Fannie Mae's and Freddie Mac's Aaa senior long-term, Prime-1 short-term and Aa2 subordinated debt ratings were affirmed based on Moody's view that today's actions provide further evidence of the very high degree of systemic support for both entities.

Would a U.S. technical default be met with the same reception? It depends largely on the extent to which budget cuts stabilize debt levels and reduce the probability of future default. But the most important similarity with the GSE situation is that the action would come in the context of efforts to strengthen repayment capacity.

As the International Monetary Fund (IMF) explains, a sovereign default is ultimately a voluntary decision. It generally comes when the primary account – current government spending minus current government revenue – is in surplus and the budget deficit is entirely accounted for by interest payments on the debt.

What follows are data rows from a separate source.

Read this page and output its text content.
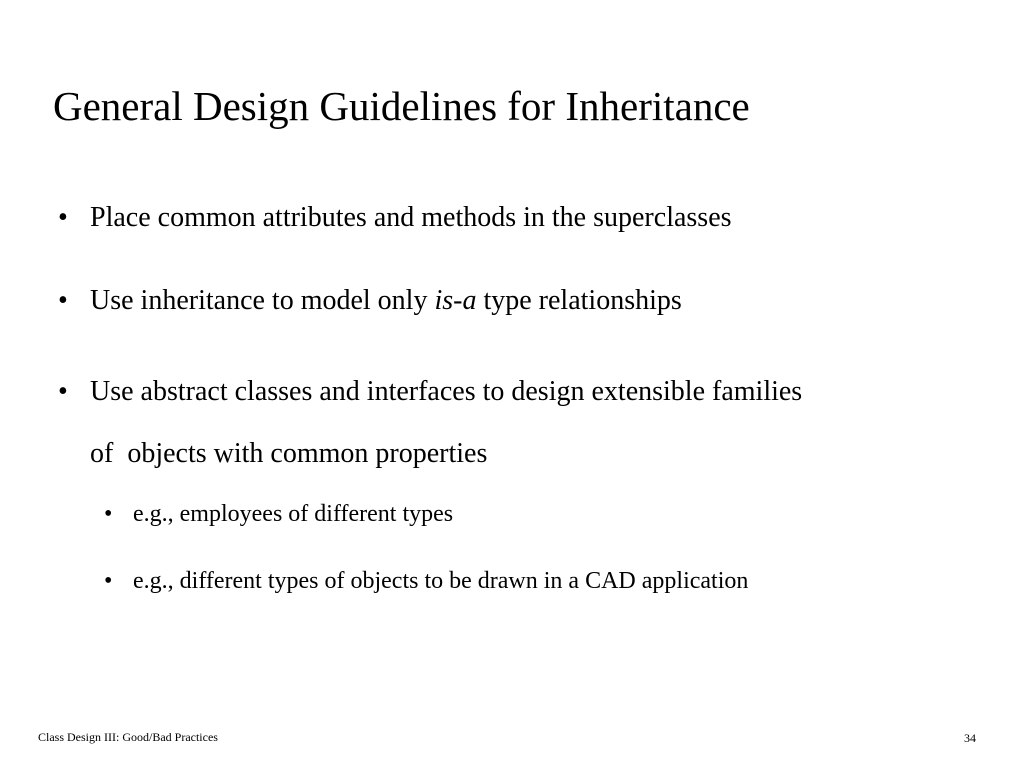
General Design Guidelines for Inheritance
• Place common attributes and methods in the superclasses
• Use inheritance to model only is-a type relationships
• Use abstract classes and interfaces to design extensible families
of  objects with common properties
• e.g., employees of different types
• e.g., different types of objects to be drawn in a CAD application
Class Design III: Good/Bad Practices	34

In these situations, the government has a strong incentive to default if interest payments are too high because it can fund all of its existing spending through existing revenue. When the primary account is in deficit, default generally is less likely to occur because the government still needs external financing to pay its bills.

In the U.S., virtually the entire budget deficit is from the primary account, as the federal government does not collect enough tax revenue to fund two-thirds of current spending, let alone pay interest expense of 1.9% of GDP (see Table 31 in Annex). As interest rates normalize, the primary account will have to be in surplus simply to stabilize our deficit at 4% of GDP (based on 80% of GDP debt and 5% interest rates). If rates rise further, future deficits could be 5% of GDP even if federal revenues pay for every cent of that year’s government spending. At that point, concerns expressed about technical default in 2011 are likely to seem quaint.